- Directed by: Hans Petter Moland
- Written by: Lars Bill Lundholm
- Produced by: Esben Høilund Carlsen
- Starring: Stellan Skarsgård; Bjørn Sundquist; Gard B. Eidsvold; Camilla Martens;
- Cinematography: Philip Øgaard
- Edited by: Einar Egeland
- Music by: Terje Rypdal
- Release date: September 29, 1995;
- Running time: 118 minutes
- Country: Norway
- Language: Norwegian
- Box office: $2.5 million

= Zero Kelvin (film) =

Zero Kelvin (Kjærlighetens kjøtere) is a 1995 Norwegian psychological thriller film directed by Hans Petter Moland and starring Gard B. Eidsvold and Stellan Skarsgård. It explores the tensions between three men in an isolated Greenland trapping station in the 1920s.

==Plot==
In 1920s Oslo, Henrik Larsen, an aspiring poet, leaves his girlfriend Gertrude to spend a year as a trapper in Greenland. There he shares a small winter hut with the station master Randbæk and a scientist named Holm. Randbaek mocks Larsen's poetry, violin playing, and kindness to the sled dogs. Larsen soon proves himself superior at several tasks, but this only angers Randbaek further. He discovers a letter from Gertrude rejecting Larsen's marriage proposal and taunts Larsen that she is unfaithful.

Concerned with their dwindling supplies, Randbaek and Holm agree to kill one of the dogs over Larsen's objections. To spite Larsen, Randbaek deliberately wounds the dog rather than kill it. Randbaek and Larsen fight, and Holm attacks Randbaek to stop him from murdering Larsen. To make amends, Randbaek surprises Larsen with a Christmas feast, but when the two again argue about the dogs, Randbaek angrily destroys the decorations. Disgusted with both men, Holm renounces his friendship with Randbaek and departs the station alone by sled.

A few days later, Randbaek drunkenly knocks over a lantern, burning down the cabin. Now without shelter, the pair try to travel by sled dog to another settlement. When Randbaek refuses to share the work and whips Larsen's face, Larsen throws him from the sled, and they exchange gunfire. After Larsen finds Holm's sled crashed into a ravine, however, he lets Randbaek overtake him, and they agree to work together to survive.

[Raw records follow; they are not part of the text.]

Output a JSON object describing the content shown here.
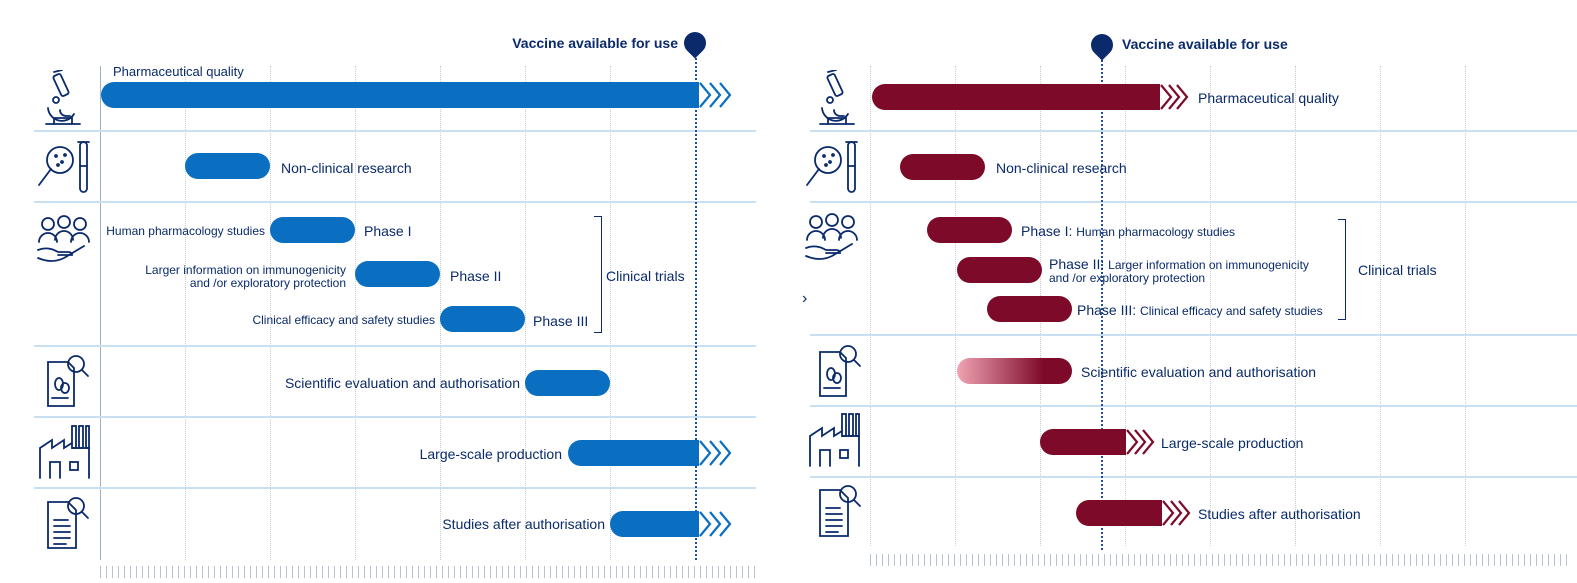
{
  "left": {
    "vaccine_label": "Vaccine available for use",
    "pharma_label": "Pharmaceutical quality",
    "nonclinical_label": "Non-clinical research",
    "phase1_name": "Phase I",
    "phase1_desc": "Human pharmacology studies",
    "phase2_name": "Phase II",
    "phase2_desc_line1": "Larger information on immunogenicity",
    "phase2_desc_line2": "and /or exploratory protection",
    "phase3_name": "Phase III",
    "phase3_desc": "Clinical efficacy and safety studies",
    "clinical_trials": "Clinical trials",
    "evaluation_label": "Scientific evaluation and authorisation",
    "production_label": "Large-scale production",
    "post_auth_label": "Studies after authorisation"
  },
  "right": {
    "vaccine_label": "Vaccine available for use",
    "pharma_label": "Pharmaceutical quality",
    "nonclinical_label": "Non-clinical research",
    "phase1_name": "Phase I:",
    "phase1_desc": "Human pharmacology studies",
    "phase2_name": "Phase II:",
    "phase2_desc_line1": "Larger information on immunogenicity",
    "phase2_desc_line2": "and /or exploratory protection",
    "phase3_name": "Phase III:",
    "phase3_desc": "Clinical efficacy and safety studies",
    "clinical_trials": "Clinical trials",
    "evaluation_label": "Scientific evaluation and authorisation",
    "production_label": "Large-scale production",
    "post_auth_label": "Studies after authorisation"
  },
  "icons": [
    "microscope-icon",
    "magnifier-test-tube-icon",
    "people-hand-icon",
    "document-search-icon",
    "factory-icon",
    "report-search-icon"
  ],
  "colors": {
    "left_bar": "#0b6fc1",
    "right_bar": "#7e0a2a",
    "text": "#0a2a6b"
  }
}
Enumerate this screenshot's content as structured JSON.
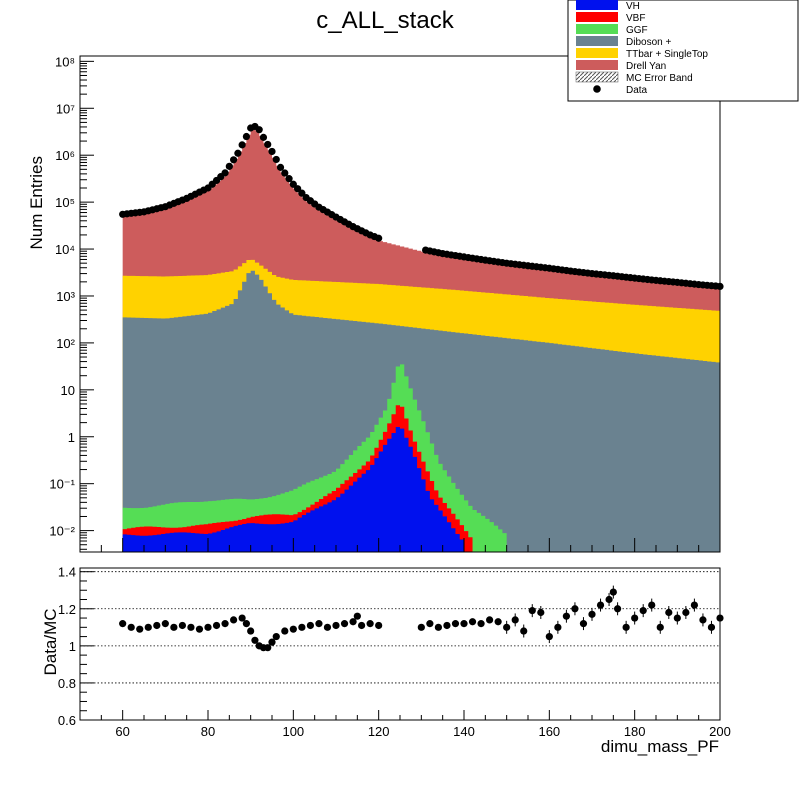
{
  "chart_data": {
    "title": "c_ALL_stack",
    "xlabel": "dimu_mass_PF",
    "type": "histogram",
    "main": {
      "ylabel": "Num Entries",
      "y_scale": "log",
      "ylim": [
        0.0035,
        130000000
      ],
      "xlim": [
        50,
        200
      ],
      "y_tick_labels": [
        "10⁸",
        "10⁷",
        "10⁶",
        "10⁵",
        "10⁴",
        "10³",
        "10²",
        "10",
        "1",
        "10⁻¹",
        "10⁻²"
      ],
      "y_tick_values": [
        100000000.0,
        10000000.0,
        1000000.0,
        100000.0,
        10000.0,
        1000.0,
        100,
        10,
        1,
        0.1,
        0.01
      ],
      "stack_order_bottom_to_top": [
        "VH",
        "VBF",
        "GGF",
        "Diboson +",
        "TTbar + SingleTop",
        "Drell Yan"
      ],
      "stack_cumulative_tops": {
        "VH_approx": [
          [
            60,
            0.008
          ],
          [
            80,
            0.009
          ],
          [
            90,
            0.014
          ],
          [
            100,
            0.015
          ],
          [
            110,
            0.05
          ],
          [
            118,
            0.2
          ],
          [
            122,
            0.8
          ],
          [
            125,
            2.0
          ],
          [
            128,
            0.5
          ],
          [
            132,
            0.05
          ],
          [
            140,
            0.006
          ]
        ],
        "VBF_approx": [
          [
            60,
            0.011
          ],
          [
            80,
            0.013
          ],
          [
            90,
            0.02
          ],
          [
            100,
            0.022
          ],
          [
            110,
            0.07
          ],
          [
            118,
            0.35
          ],
          [
            122,
            1.5
          ],
          [
            125,
            5.5
          ],
          [
            128,
            1.0
          ],
          [
            134,
            0.06
          ],
          [
            142,
            0.006
          ]
        ],
        "GGF_approx": [
          [
            60,
            0.03
          ],
          [
            70,
            0.035
          ],
          [
            80,
            0.045
          ],
          [
            90,
            0.045
          ],
          [
            100,
            0.07
          ],
          [
            110,
            0.2
          ],
          [
            118,
            1.0
          ],
          [
            122,
            4.5
          ],
          [
            125,
            50
          ],
          [
            128,
            8
          ],
          [
            134,
            0.3
          ],
          [
            142,
            0.03
          ],
          [
            150,
            0.008
          ]
        ],
        "Diboson_approx": [
          [
            60,
            350
          ],
          [
            70,
            330
          ],
          [
            80,
            420
          ],
          [
            86,
            700
          ],
          [
            90,
            3800
          ],
          [
            92,
            2600
          ],
          [
            96,
            700
          ],
          [
            100,
            400
          ],
          [
            120,
            260
          ],
          [
            140,
            160
          ],
          [
            160,
            100
          ],
          [
            180,
            60
          ],
          [
            200,
            38
          ]
        ],
        "TTbar_approx": [
          [
            60,
            2700
          ],
          [
            70,
            2600
          ],
          [
            80,
            2800
          ],
          [
            86,
            3400
          ],
          [
            90,
            6300
          ],
          [
            92,
            4800
          ],
          [
            96,
            2600
          ],
          [
            100,
            2200
          ],
          [
            120,
            1800
          ],
          [
            140,
            1300
          ],
          [
            160,
            900
          ],
          [
            180,
            650
          ],
          [
            200,
            480
          ]
        ]
      },
      "data_points_approx": [
        [
          60,
          55000
        ],
        [
          65,
          62000
        ],
        [
          70,
          80000
        ],
        [
          75,
          120000
        ],
        [
          80,
          200000
        ],
        [
          84,
          420000
        ],
        [
          87,
          1100000
        ],
        [
          89,
          2500000
        ],
        [
          90,
          3800000
        ],
        [
          91,
          4100000
        ],
        [
          92,
          3500000
        ],
        [
          93,
          2400000
        ],
        [
          95,
          1200000
        ],
        [
          97,
          550000
        ],
        [
          100,
          240000
        ],
        [
          103,
          125000
        ],
        [
          106,
          78000
        ],
        [
          110,
          48000
        ],
        [
          114,
          30000
        ],
        [
          118,
          20000
        ],
        [
          120,
          17000
        ],
        [
          131,
          9500
        ],
        [
          135,
          8000
        ],
        [
          140,
          6800
        ],
        [
          145,
          5800
        ],
        [
          150,
          5000
        ],
        [
          155,
          4400
        ],
        [
          160,
          3900
        ],
        [
          165,
          3400
        ],
        [
          170,
          3000
        ],
        [
          175,
          2700
        ],
        [
          180,
          2400
        ],
        [
          185,
          2150
        ],
        [
          190,
          1950
        ],
        [
          195,
          1750
        ],
        [
          200,
          1600
        ]
      ]
    },
    "ratio": {
      "ylabel": "Data/MC",
      "ylim": [
        0.6,
        1.42
      ],
      "xlim": [
        50,
        200
      ],
      "y_ticks": [
        "0.6",
        "0.8",
        "1",
        "1.2",
        "1.4"
      ],
      "x_ticks": [
        "60",
        "80",
        "100",
        "120",
        "140",
        "160",
        "180",
        "200"
      ],
      "dotted_gridlines": [
        0.8,
        1.0,
        1.2,
        1.4
      ],
      "points_approx": [
        [
          60,
          1.12
        ],
        [
          62,
          1.1
        ],
        [
          64,
          1.09
        ],
        [
          66,
          1.1
        ],
        [
          68,
          1.11
        ],
        [
          70,
          1.12
        ],
        [
          72,
          1.1
        ],
        [
          74,
          1.11
        ],
        [
          76,
          1.1
        ],
        [
          78,
          1.09
        ],
        [
          80,
          1.1
        ],
        [
          82,
          1.11
        ],
        [
          84,
          1.12
        ],
        [
          86,
          1.14
        ],
        [
          88,
          1.15
        ],
        [
          89,
          1.12
        ],
        [
          90,
          1.08
        ],
        [
          91,
          1.03
        ],
        [
          92,
          1.0
        ],
        [
          93,
          0.99
        ],
        [
          94,
          0.99
        ],
        [
          95,
          1.02
        ],
        [
          96,
          1.05
        ],
        [
          98,
          1.08
        ],
        [
          100,
          1.09
        ],
        [
          102,
          1.1
        ],
        [
          104,
          1.11
        ],
        [
          106,
          1.12
        ],
        [
          108,
          1.1
        ],
        [
          110,
          1.11
        ],
        [
          112,
          1.12
        ],
        [
          114,
          1.13
        ],
        [
          115,
          1.16
        ],
        [
          116,
          1.11
        ],
        [
          118,
          1.12
        ],
        [
          120,
          1.11
        ],
        [
          130,
          1.1
        ],
        [
          132,
          1.12
        ],
        [
          134,
          1.1
        ],
        [
          136,
          1.11
        ],
        [
          138,
          1.12
        ],
        [
          140,
          1.12
        ],
        [
          142,
          1.13
        ],
        [
          144,
          1.12
        ],
        [
          146,
          1.14
        ],
        [
          148,
          1.13
        ],
        [
          150,
          1.1
        ],
        [
          152,
          1.14
        ],
        [
          154,
          1.08
        ],
        [
          156,
          1.19
        ],
        [
          158,
          1.18
        ],
        [
          160,
          1.05
        ],
        [
          162,
          1.1
        ],
        [
          164,
          1.16
        ],
        [
          166,
          1.2
        ],
        [
          168,
          1.12
        ],
        [
          170,
          1.17
        ],
        [
          172,
          1.22
        ],
        [
          174,
          1.25
        ],
        [
          175,
          1.29
        ],
        [
          176,
          1.2
        ],
        [
          178,
          1.1
        ],
        [
          180,
          1.15
        ],
        [
          182,
          1.19
        ],
        [
          184,
          1.22
        ],
        [
          186,
          1.1
        ],
        [
          188,
          1.18
        ],
        [
          190,
          1.15
        ],
        [
          192,
          1.18
        ],
        [
          194,
          1.22
        ],
        [
          196,
          1.14
        ],
        [
          198,
          1.1
        ],
        [
          200,
          1.15
        ]
      ]
    },
    "legend": {
      "placement": "top-right",
      "entries": [
        {
          "label": "VH",
          "color": "#0011ee",
          "kind": "fill"
        },
        {
          "label": "VBF",
          "color": "#ff0000",
          "kind": "fill"
        },
        {
          "label": "GGF",
          "color": "#55dd55",
          "kind": "fill"
        },
        {
          "label": "Diboson +",
          "color": "#6a8290",
          "kind": "fill"
        },
        {
          "label": "TTbar + SingleTop",
          "color": "#ffd200",
          "kind": "fill"
        },
        {
          "label": "Drell Yan",
          "color": "#cd5c5c",
          "kind": "fill"
        },
        {
          "label": "MC Error Band",
          "color": "#555555",
          "kind": "hatch"
        },
        {
          "label": "Data",
          "color": "#000000",
          "kind": "marker"
        }
      ]
    }
  }
}
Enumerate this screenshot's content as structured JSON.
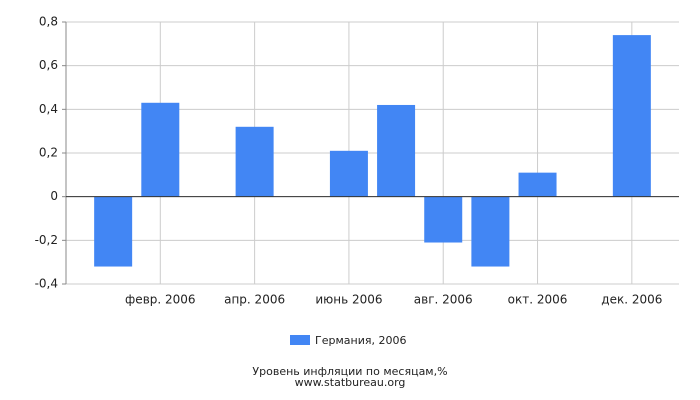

Larsen attempts to cross the ice of a fjord despite Randbaek's warning and plunges into the water. The dogs pull him free and he finds shelter in the prow of a wrecked ship, where he loses consciousness. He wakes to find Randbaek has saved his life by building a fire. Shortly after, when Randbaek begins brutally beating Larsen's favorite dog to death for food, Larsen shoots him repeatedly. As he dies, Randbaek confesses that he had once murdered a lover of his wife, and for him, the murder was "the end of love"; he predicts Larsen will now become like him.

Safely returned to Oslo, Larsen claims that Randbaek died in the fire and is reunited with Gertrude, who now agrees to marry him. As she prepares to shave him, he begins to weep.

==Cast==
- Stellan Skarsgård as Randbæk
- Gard B. Eidsvold as Henrik Larsen
- Bjørn Sundquist as Jakob Holm
- Camilla Martens as Gertrude
- Paul-Ottar Haga as Officer
- Johannes Joner as Company Man
- Erik Øksnes as Captain
- Lars Andreas Larssen as Judge
- Juni Dahr as Woman in park
- Johan Rabaeus as Man in park
- Frank Iversen as Poetry Buyer
- Tinkas Qorfiq as Jane

==Production==
The film's Greenland scenes were shot in Svalbard, Norway.